I hobbled out of the building slowly. As I walked down the road I realized that my pockets were full. I pulled out an envelope with three thousand dollars in it. My mood brightened a little, but I knew I was unlikely to come out ahead with this little venture. I figured that this would take me at least two or three weeks to recover. Not worth it I decided. Or maybe it was I thought to myself. Maybe I could finally qualify for permanent disability benefits. I limped along the road until a kind driver offered to drop me off at the nearest bus station.
I arrived back at home and spent a week recuperating in my parent’s basement. After the second week, I removed the bandages and found a jagged scar going down the length of my stomach. I had expected as much, but knew there was nothing I could do about it. I seemed to be fine, so I went on with life, playing video games, watching movies, and figuring out how I was going to get myself on some juicy disability benefits.
The good times finally came to end last night. My Mom ventured down into the basement, something she never does, and asked me what was going on. I started to give her the usual run around when she stopped me and said, “Your skin and eyes look yellow, have you been drinking a lot?”
I told her, “As much as a screw up as I am, I am not an alcoholic or druggie”
She said, “You look like you have jaundice, you might want to get your liver checked out by a doctor.”
Memories from three weeks ago rushed back to me, and I distinctly remembered Dr. Josef’s comment about getting a liver to New York as fast as possible. I told my Mom that it might be a good idea to pay a visit to the emergency room.
It took a few hours of waiting before a doctor would finally see me. I knew this was going to be hard to explain, so I didn’t even try. I just pulled off my shirt and told him that I woke up with this scar.

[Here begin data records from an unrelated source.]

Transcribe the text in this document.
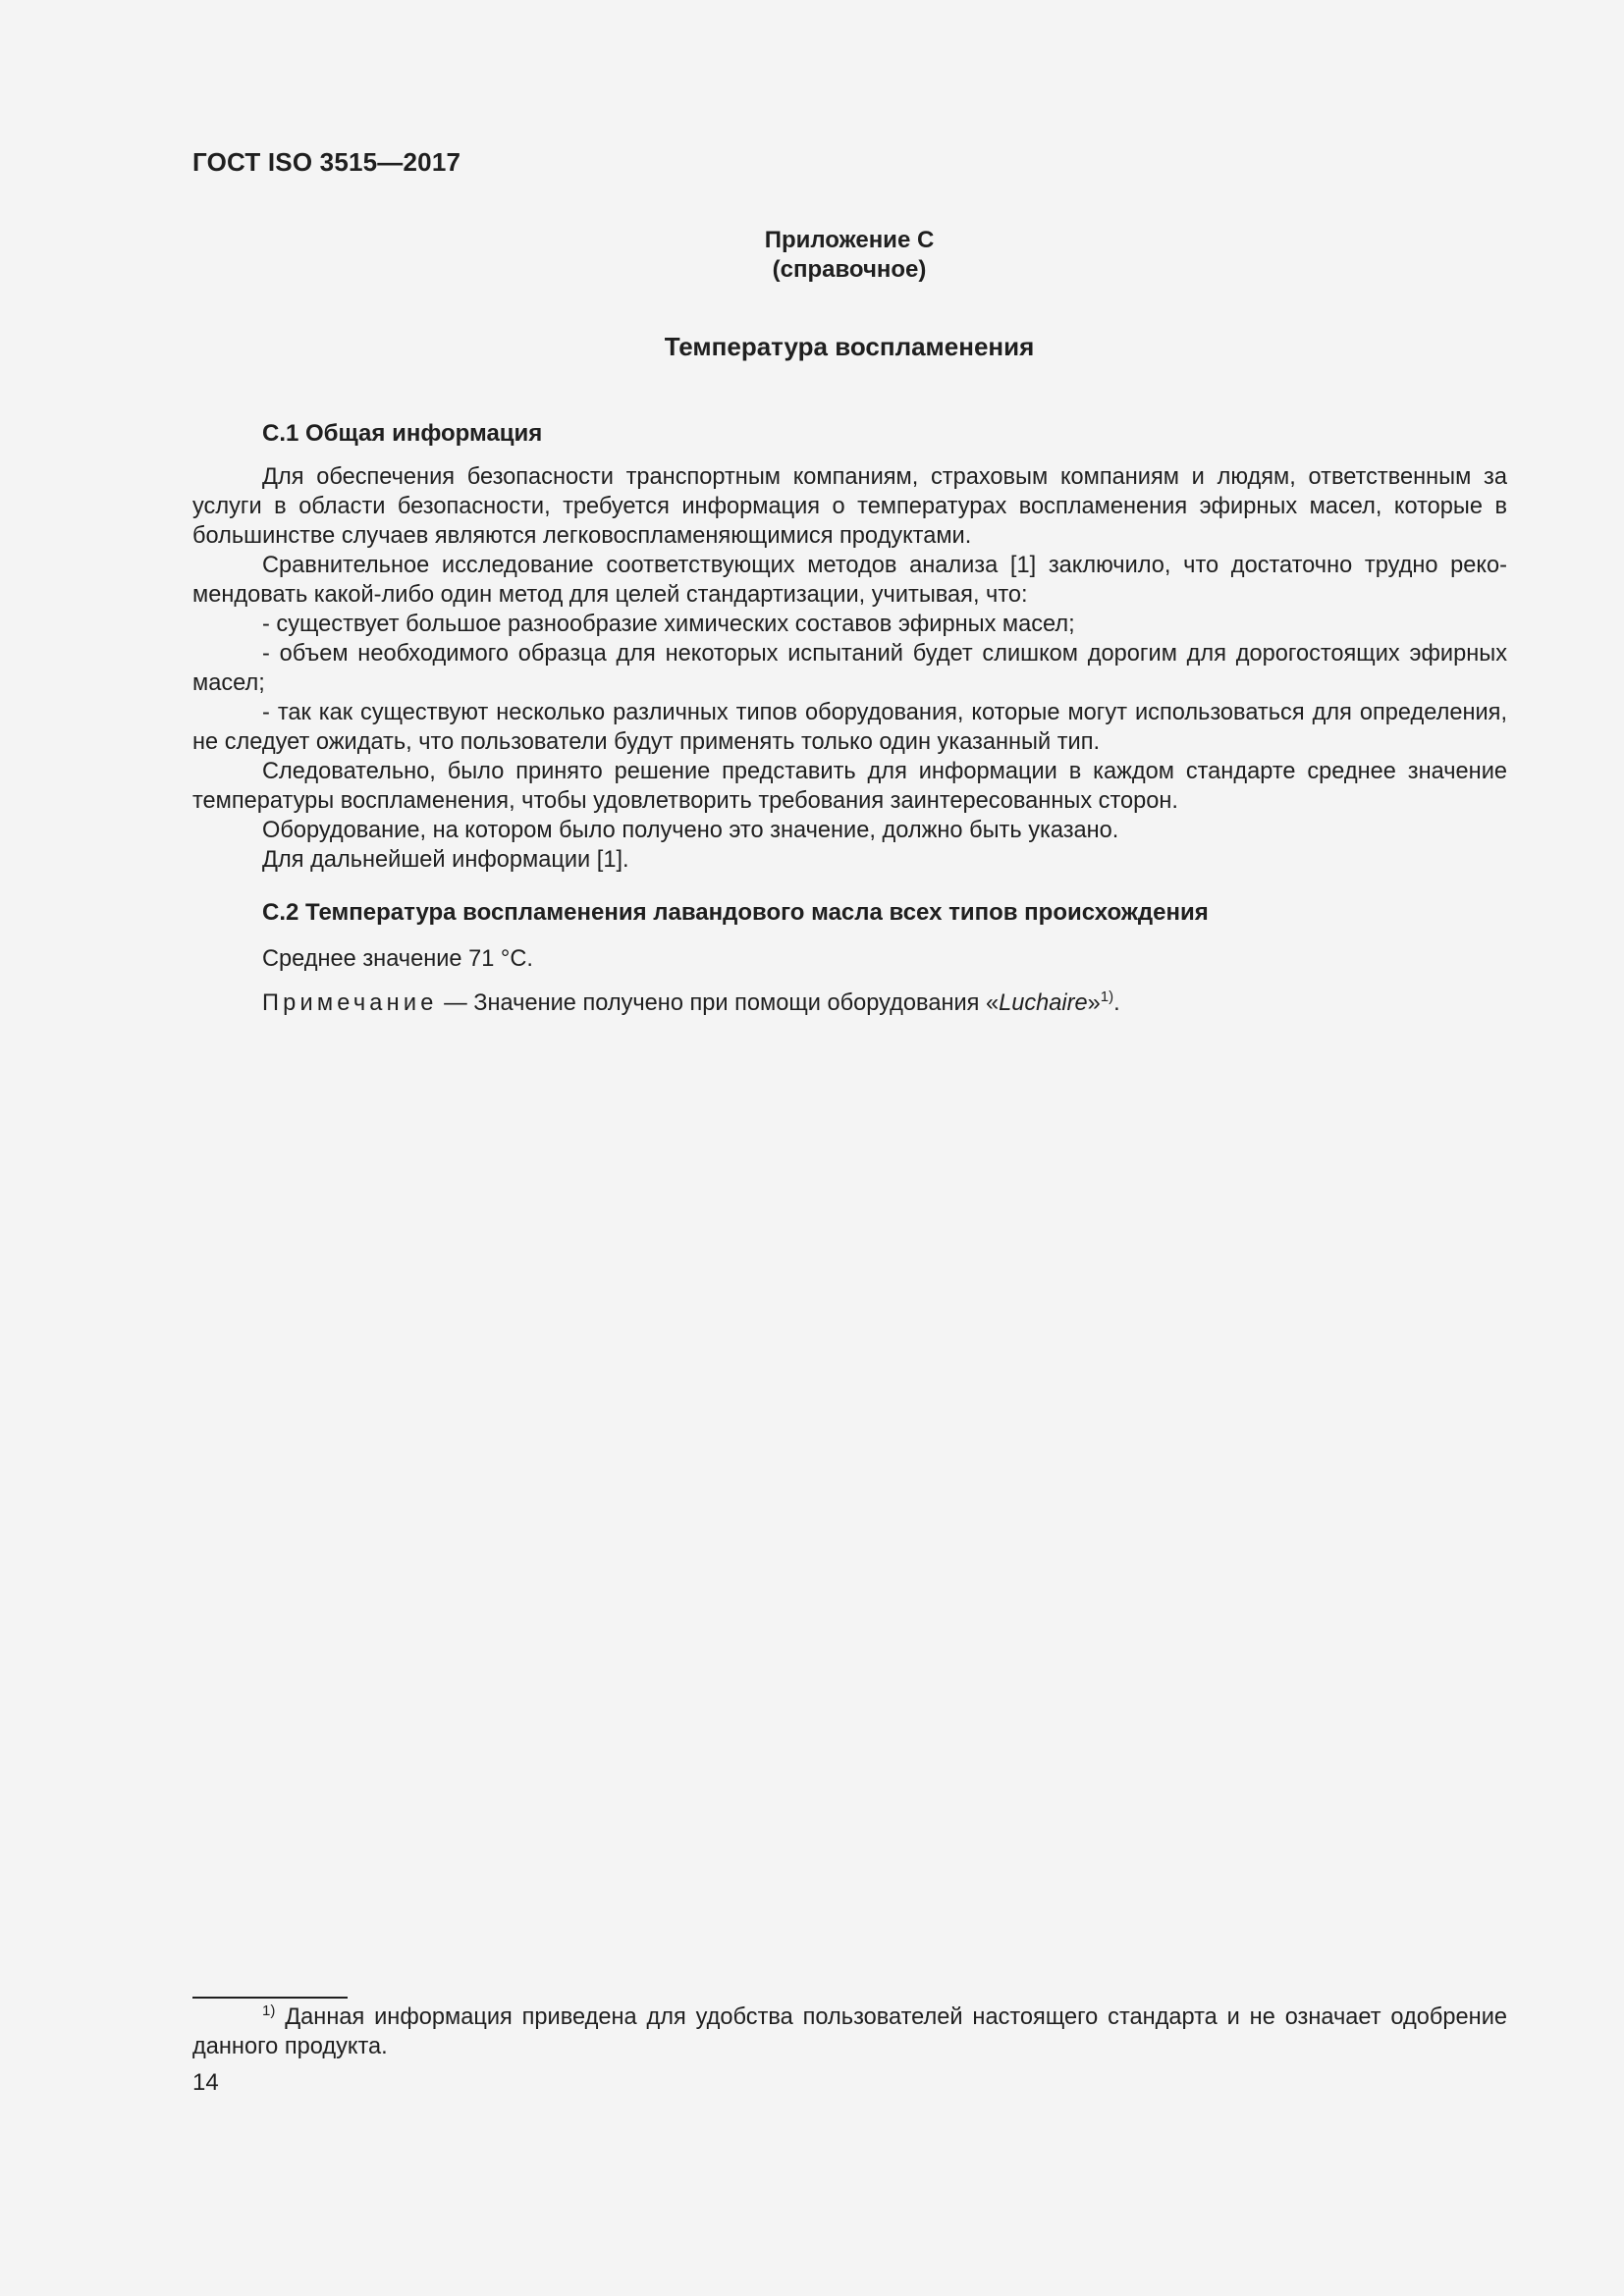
ГОСТ ISO 3515—2017
Приложение С
(справочное)
Температура воспламенения
С.1 Общая информация

Для обеспечения безопасности транспортным компаниям, страховым компаниям и людям, ответственным за услуги в области безопасности, требуется информация о температурах воспламенения эфирных масел, которые в большинстве случаев являются легковоспламеняющимися продуктами.

Сравнительное исследование соответствующих методов анализа [1] заключило, что достаточно трудно рекомендовать какой-либо один метод для целей стандартизации, учитывая, что:

- существует большое разнообразие химических составов эфирных масел;

- объем необходимого образца для некоторых испытаний будет слишком дорогим для дорогостоящих эфирных масел;

- так как существуют несколько различных типов оборудования, которые могут использоваться для определения, не следует ожидать, что пользователи будут применять только один указанный тип.

Следовательно, было принято решение представить для информации в каждом стандарте среднее значение температуры воспламенения, чтобы удовлетворить требования заинтересованных сторон.

Оборудование, на котором было получено это значение, должно быть указано.

Для дальнейшей информации [1].

С.2 Температура воспламенения лавандового масла всех типов происхождения

Среднее значение 71 °С.

Примечание — Значение получено при помощи оборудования «Luchaire»$^{1)}$.

$^{1)}$ Данная информация приведена для удобства пользователей настоящего стандарта и не означает одобрение данного продукта.

14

He looked at me and shock and said, “And you didn’t even call an ambulance or the police? What is wrong with you?”
“Uhh, I felt fine, didn’t want to make a big deal out of it,” I told him.
He gave me a strange look and left the room. Minutes later he came back with two important looking men who identified themselves as the on-duty surgeons.
One of them said, “Sir, we believe you might have had one or more of your organs harvested.”
I looked at them and said, “That isn’t possible, I am clearly still alive.”
One of them started to speak, paused, regained his composure and asked, “Did you respond to a craigslist ad?”
“Did they have German accents”
The three of them quickly left the room. About a half hour later they reentered with an older man in a dark suit who introduced himself as Detective Sparks. The Detective said, “Son, we believe that you are the victim of an international organ trafficking organization. We’ve been finding bodies up and down the East coast. They all share one thing in common: vital organs removed and replaced with pig organs.”
One of the doctors, spoke up and said, “Usually these people don’t live for more than a few hours. You are the first one that has been found alive. In fact, we have no idea how you are still alive. We would like to keep you here under observation. This would be the first case ever recorded of a successful animal to human organ transplant.”
I feigned terror for the benefit of the detective and doctors but deep down I was pleased. These medical experiments had finally paid off. Maybe now I can get some more of that sweet government research money.